⑩白血病
白血病は進行のスピードにより急性型と慢性型に分かれ腫瘍血球により血髄性とリンパ性に分かれます。【急性白血病】急性骨髄性白血病(AML)と急性リンパ球性白血病(ALL)に分かれます。急性白血病は抗がん剤に感受性が高く治療が期待できるため
多剤化学療法や造血幹細胞移植が行われます。
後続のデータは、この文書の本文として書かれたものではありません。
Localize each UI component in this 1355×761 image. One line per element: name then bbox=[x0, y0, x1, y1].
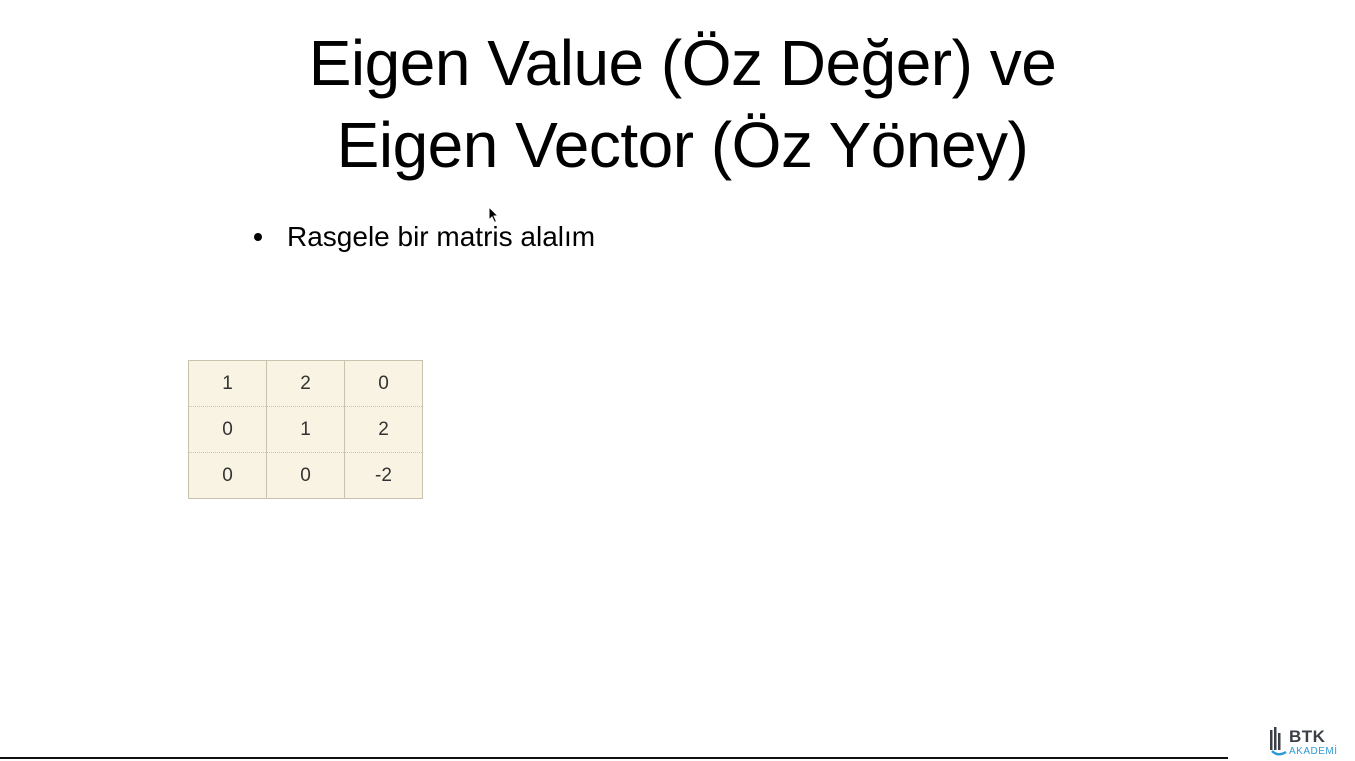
slide: Eigen Value (Öz Değer) ve Eigen Vector (… bbox=[0, 0, 1355, 761]
slide-title: Eigen Value (Öz Değer) ve Eigen Vector (… bbox=[0, 22, 1355, 186]
bottom-divider bbox=[0, 757, 1228, 759]
btk-akademi-logo: BTK AKADEMİ bbox=[1268, 726, 1350, 760]
mouse-pointer-icon bbox=[488, 206, 500, 224]
matrix-cell: 0 bbox=[188, 452, 267, 499]
title-line-1: Eigen Value (Öz Değer) ve bbox=[308, 27, 1057, 99]
logo-btk-text: BTK bbox=[1289, 727, 1326, 746]
matrix-cell: 1 bbox=[222, 372, 233, 394]
matrix-row: 0 1 2 bbox=[188, 406, 423, 453]
matrix-table: 1 2 0 0 1 2 0 0 -2 bbox=[188, 360, 423, 499]
title-line-2: Eigen Vector (Öz Yöney) bbox=[336, 109, 1029, 181]
matrix-cell: -2 bbox=[344, 452, 423, 499]
matrix-cell: 0 bbox=[266, 452, 345, 499]
matrix-cell: 1 bbox=[266, 406, 345, 453]
bullet-dot-icon bbox=[254, 233, 262, 241]
btk-logo-mark-icon bbox=[1270, 727, 1287, 756]
matrix-cell: 0 bbox=[344, 360, 423, 407]
matrix-cell: 0 bbox=[188, 406, 267, 453]
matrix-cell: 2 bbox=[344, 406, 423, 453]
matrix-cell: 2 bbox=[266, 360, 345, 407]
matrix-row: 1 2 0 bbox=[189, 360, 423, 407]
bullet-item: Rasgele bir matris alalım bbox=[250, 219, 595, 255]
matrix-row: 0 0 -2 bbox=[188, 452, 423, 499]
logo-akademi-text: AKADEMİ bbox=[1289, 746, 1338, 757]
bullet-text: Rasgele bir matris alalım bbox=[287, 221, 596, 252]
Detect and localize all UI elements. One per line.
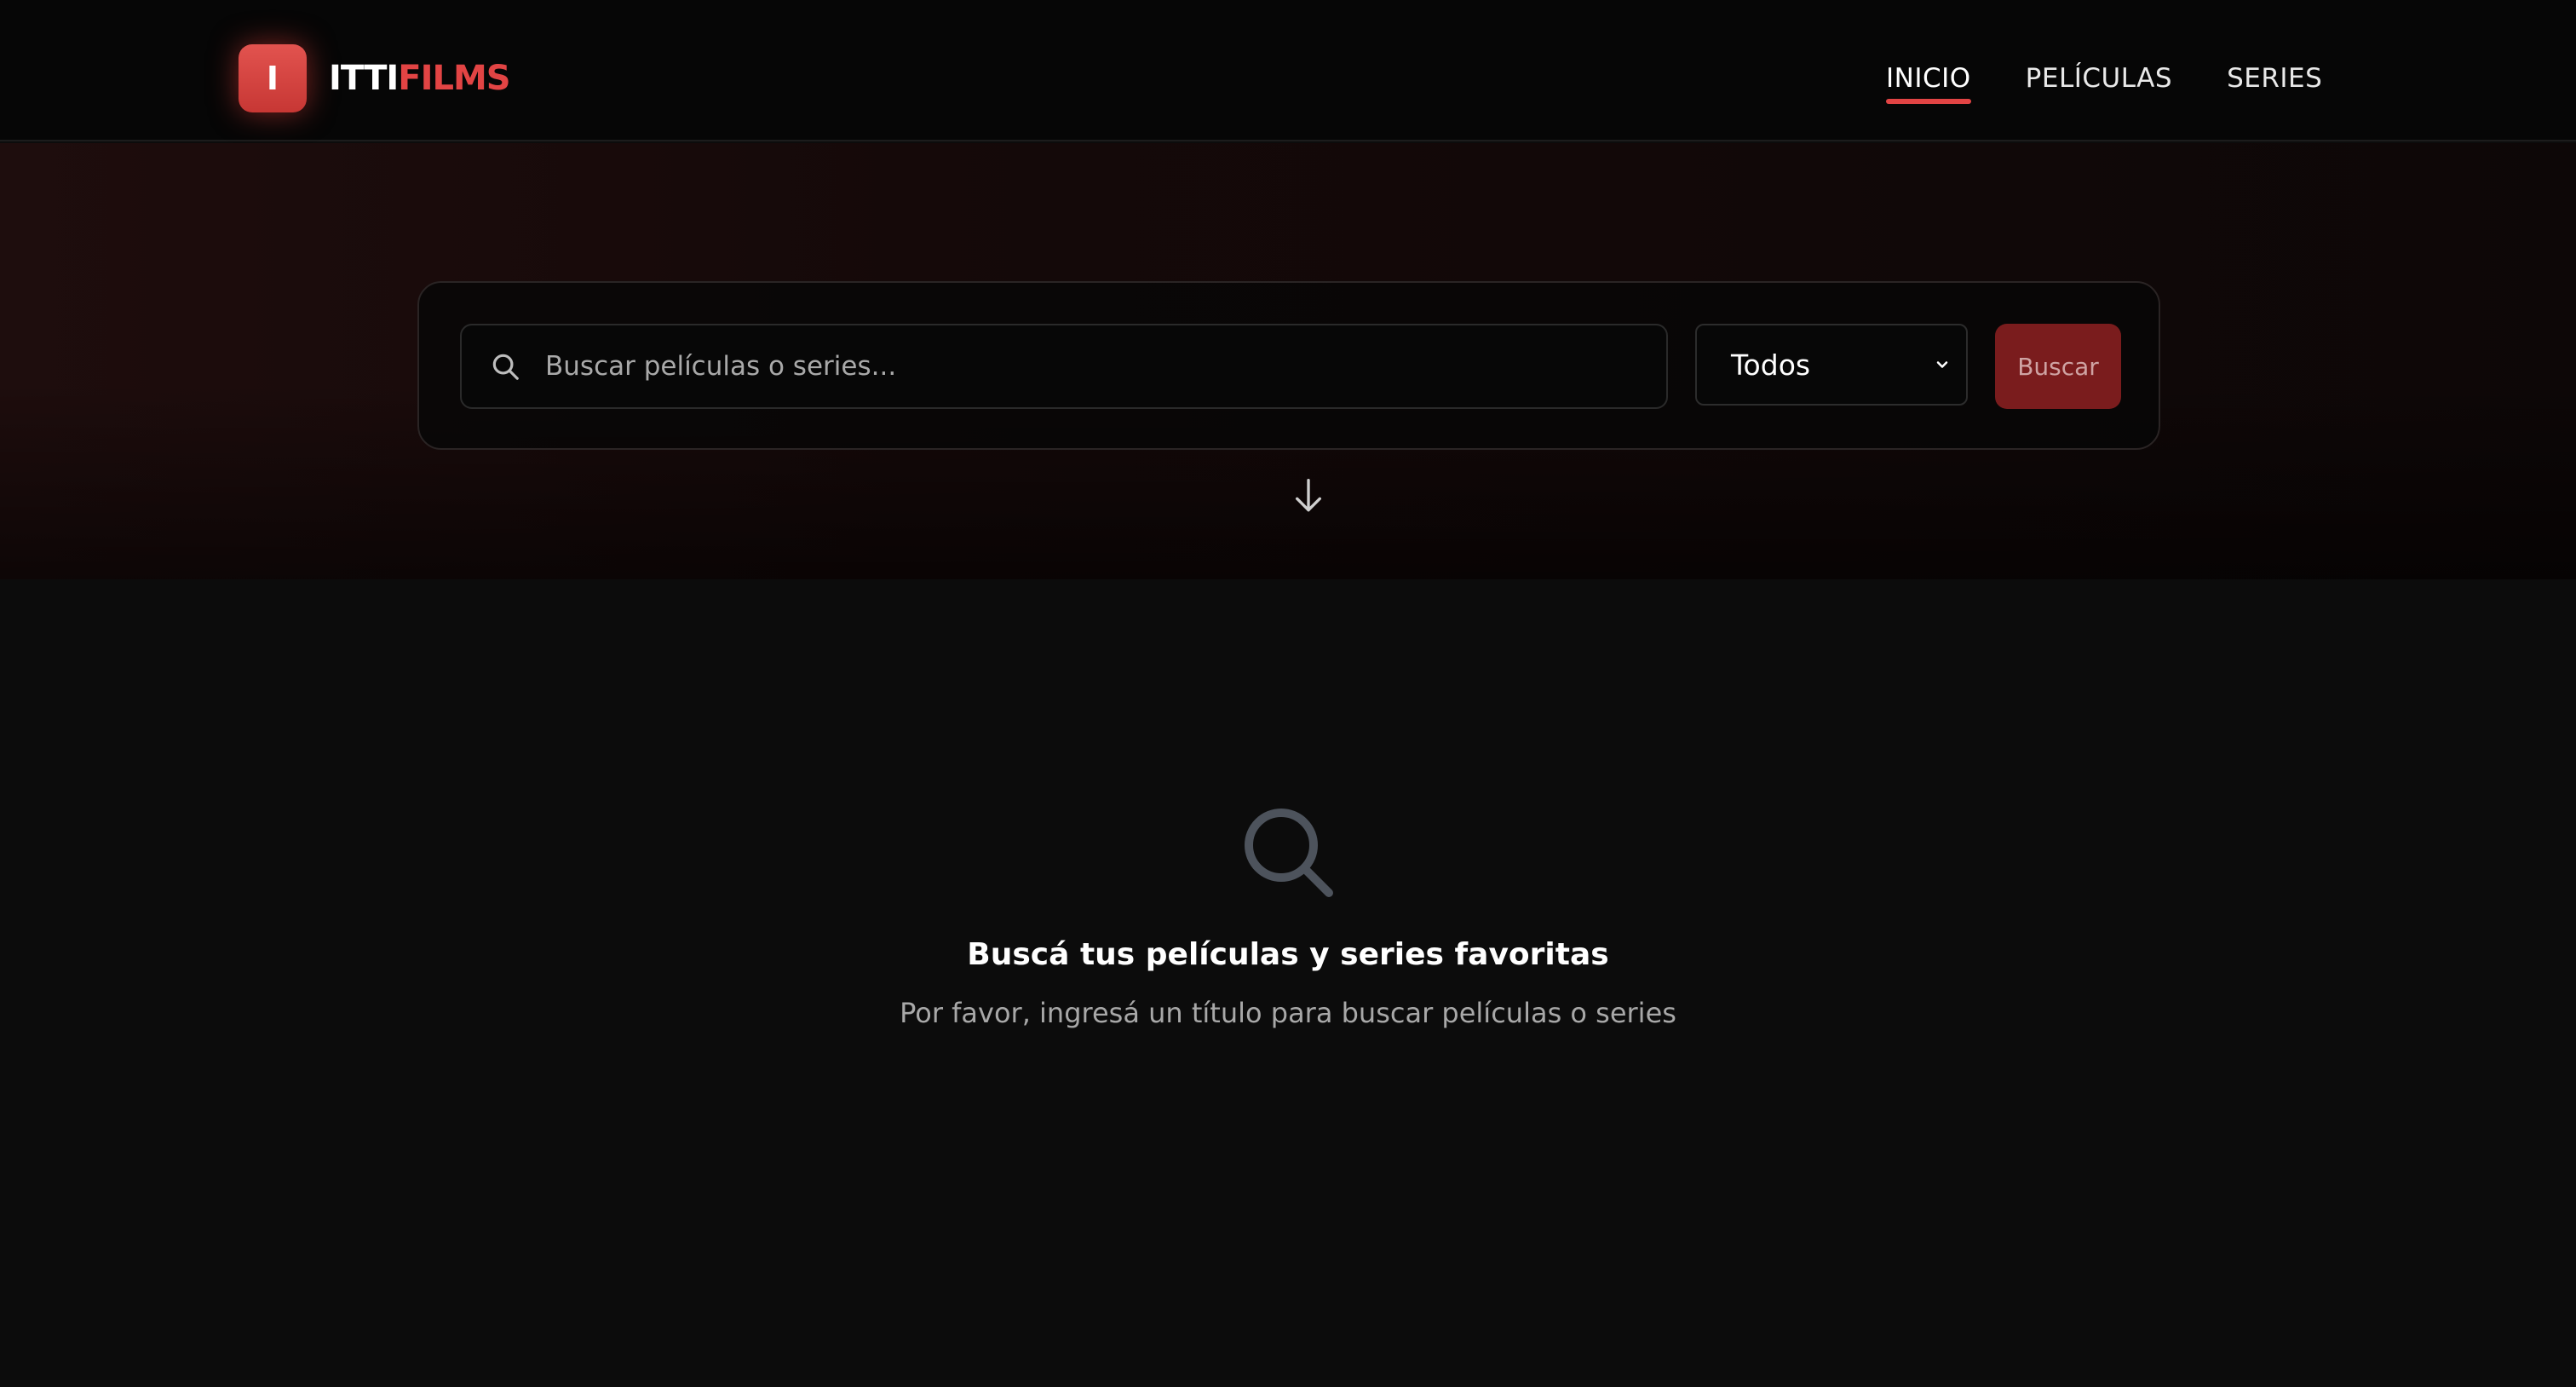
brand-name-part1: ITTI (329, 59, 399, 98)
nav-item-inicio[interactable]: INICIO (1886, 63, 1971, 104)
brand-badge-icon: I (239, 44, 307, 112)
type-select-value: Todos (1731, 348, 1811, 382)
search-icon (492, 354, 519, 380)
chevron-down-icon (1936, 361, 1948, 368)
search-icon (1245, 809, 1333, 897)
nav-item-series[interactable]: SERIES (2227, 63, 2322, 94)
search-hero: Todos Buscar (0, 143, 2576, 579)
empty-state-subtitle: Por favor, ingresá un título para buscar… (900, 997, 1676, 1029)
type-select[interactable]: Todos (1695, 324, 1968, 406)
search-field[interactable] (460, 324, 1668, 409)
brand-name-part2: FILMS (398, 59, 510, 98)
empty-state: Buscá tus películas y series favoritas P… (0, 579, 2576, 1387)
arrow-down-icon[interactable] (1291, 475, 1325, 516)
nav-item-peliculas[interactable]: PELÍCULAS (2026, 63, 2172, 94)
brand-logo[interactable]: I ITTIFILMS (239, 44, 511, 112)
main-nav: INICIO PELÍCULAS SERIES (1886, 56, 2322, 104)
brand-name: ITTIFILMS (329, 59, 511, 98)
empty-state-title: Buscá tus películas y series favoritas (967, 937, 1609, 972)
search-input[interactable] (543, 325, 1666, 407)
brand-badge-letter: I (266, 60, 279, 97)
search-panel: Todos Buscar (417, 281, 2160, 450)
top-navigation-bar: I ITTIFILMS INICIO PELÍCULAS SERIES (0, 0, 2576, 141)
search-button[interactable]: Buscar (1995, 324, 2121, 409)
(病態)急性白血病は染色体異常および遺伝子変異により分化能を失うとともに増殖能を獲得した幼若骨髄細胞が自律的に増殖するクーロン性の疾患です。白血病細胞の増殖による正常造血の抑制による症状と白血病細胞の浸潤による症状が出現します。(症状)正常造血の抑制に基づく症状。汎血球減少。貧血による全身倦怠感や動悸・息切れ、血小板減少による出血傾向。正常白血球減少による易感染。発熱。口腔内では歯肉出血。抜歯後出血。播種性血管内凝固症候群(DIC)合併。(浸潤)急性骨髄性白血病は歯肉や皮膚に浸潤。急性リンパ球性白血病はリンパ節や脾臓、中枢神経に浸潤しやすい特徴を有します。意識障害や神経障害を伴うことがある。(検査)骨髄検査で白血病細胞が骨髄の全有核細胞中20%以上シメル場合に白血病と診断。(治療)急性白血病の治療理念は最終的に白血病細胞の完全駆逐です(TOTAL CELL KILL)。白血病細胞が5%未満を目指し寛解導入療法。残像白血病細胞の駆逐を目的とした寛解後療法(地固め、維持療法、造血幹細胞移植法)【AML】・・・寛解導入療法ではシタラビンAraーCとダウノルビシン点滴投与。寛解後療法では高用量シタラビン3コース。シタラビンとアントラサイクリン系抗がん剤。【ALL】・・・・寛解導入療法地固め維持療法からなりビンクリスチン、アントラサイクリン系アドリアマイシン、プレドニン、シクロホスファミドの組み合わせ。バーキット型ではCD20陽性であることからリツキシマブ(抗CD20抗体)とMTX療法。フィラデルフィア型はイマチニブの導入(造血幹細胞移植)55才の症例で化学療法では長期の予後が期待できない症例が適応。(支持療法)化学療法を成功さすために合併症や副作用対策が必要です。感染症管理が大事です。特に口腔ケアが大事です。(予後)AML48%ALL30%。【慢性骨髄性白血病】は症状がなくイマチニブでBCR-ABLを阻害しチロキシナーゼ活性化阻止。(病態)BCR-ABLキメラ蛋白がATPを取り入れなくしてチロキシナーゼ活性して白血病の原因になります。この白血病細胞は幼若な細胞だけ増殖する急性白血病と違って分化・成熟能を有するため進行速度や病態が異なる。(診断)脾腫による腹部膨満感、倦怠感体重減少が症状となる。白血病増多や血小板増多。(末梢血にフィラデルフィア染色体の存在)(治療)イマチニブ投与。第二世代のダサチニブ、ニロチニブも使える。慢性期には歯科治療は行える。